Due to rapid digitalization, the volume and availability of health data is expanding fast [1]. The availability of these health data will provide new opportunities for medical research. For example, traditional methods for data collection (e.g. randomised controlled trials, cohort studies and surveys) are often expensive, time intensive and can suffer from low response rates [2]. By linking existing registries, time and budget can be saved as recruitment of new patients and collection of new data is not necessary [2, 3]. Besides, as these registries often include unselected populations and not only those who are eligible and agree to participate in a clinical trial, there is less selection bias and populations that are often under-represented in surveys or clinical trials (such as migrants or elderly) can be studied effectively [2, 3]. Furthermore, the volume and length of follow up in these registries may also enable studying patients in subgroups, different stages, with rare (subtypes of) diseases or rare events and for a longer time [2, 3].
Linkage of existing registries can further increase the potential of health data [2, 4, 5]. Most registries are designed for a specific goal, and only data related to that goal is gathered. For example, clinical registries may contain detailed disease-specific information, but lack detailed information about other medical diagnoses or health care utilization. Administrative registries may contain data on health care utilization, but often lack detailed disease-specific information [6]. Patient-level linkage of registries leads to more detailed and extended information per patient, [3] combining the strengths of the original registries and allowing to study a wider range of research questions.

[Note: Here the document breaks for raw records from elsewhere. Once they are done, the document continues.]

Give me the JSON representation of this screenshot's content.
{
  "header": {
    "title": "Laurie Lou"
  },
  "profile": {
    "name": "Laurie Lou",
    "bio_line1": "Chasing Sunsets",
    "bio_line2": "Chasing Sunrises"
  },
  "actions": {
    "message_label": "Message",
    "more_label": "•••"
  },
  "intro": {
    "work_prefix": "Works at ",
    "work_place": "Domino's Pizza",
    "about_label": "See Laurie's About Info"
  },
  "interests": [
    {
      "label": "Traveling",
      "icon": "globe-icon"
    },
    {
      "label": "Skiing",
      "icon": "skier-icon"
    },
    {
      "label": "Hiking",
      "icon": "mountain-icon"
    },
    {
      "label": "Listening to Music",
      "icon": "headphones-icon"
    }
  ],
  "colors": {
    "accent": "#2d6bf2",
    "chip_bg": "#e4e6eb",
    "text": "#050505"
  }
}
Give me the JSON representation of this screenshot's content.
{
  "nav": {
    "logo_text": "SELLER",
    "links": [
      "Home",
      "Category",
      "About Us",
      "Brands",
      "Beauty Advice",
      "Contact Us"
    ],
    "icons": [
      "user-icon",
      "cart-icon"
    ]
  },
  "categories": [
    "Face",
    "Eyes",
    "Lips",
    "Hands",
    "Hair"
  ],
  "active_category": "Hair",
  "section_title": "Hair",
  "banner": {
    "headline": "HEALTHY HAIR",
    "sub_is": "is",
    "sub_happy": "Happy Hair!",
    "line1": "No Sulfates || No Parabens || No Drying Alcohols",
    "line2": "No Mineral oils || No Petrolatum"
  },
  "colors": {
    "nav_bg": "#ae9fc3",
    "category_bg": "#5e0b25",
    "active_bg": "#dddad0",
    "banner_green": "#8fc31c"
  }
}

Besides opportunities, linkage of registries also brings challenges. Most health data are spread across organizations, various servers and networks, and data are sometimes purposely separated to prevent traceability to individuals [1, 7, 8]. Linkage of registries therefore brings challenges regarding 1) responsibilities 2) privacy and security and 3) quality of data linkage. These challenges will be discussed in more detail below.
First, when registries from multiple organizations are linked, responsibility and accountability for data need to be arranged. Negotiating the legal, ethical and governance frameworks and requirements may take considerable time and effort, as they often have to be in line with existing structures [3]. Besides, linkage often requires approval from several institutional bodies, who may all have their own requirements and perspectives [2].
Second, patient privacy and data security are of utmost importance when handling health data, especially when data from different sources are linked; enrichment of registries with more details about a unique person increases the risk that a person can be identified. Appropriate measures should be taken to guarantee privacy protection [5, 8, 9]. Besides, obtaining individual informed consent to link data may not be feasible for large datasets [8].
Third, linkage of patient records must be correct when two registries are combined. Ideally, every person is recognized by a unique identifier that can be used to link registries [2, 5]. In most cases, however, a unique identifier is absent and linkage is based on a combination of several variables that are not absolutely unique, such as name, sex, date of birth, or may differ over time, such as postal code. These linkage variables should be chosen sensibly, and validity and accuracy of linkage should be ascertained [2].
In this paper we will describe how we dealt with the challenges related to responsibilities, security and linkage validity when creating a large registry, the Primary and Secondary Cancer Care Registry (PSCCR) – Breast Cancer. This registry was created from two existing registries, a cancer registry with data on diagnosis, tumour, treatment and a primary care registry with data on primary care contacts and diagnoses.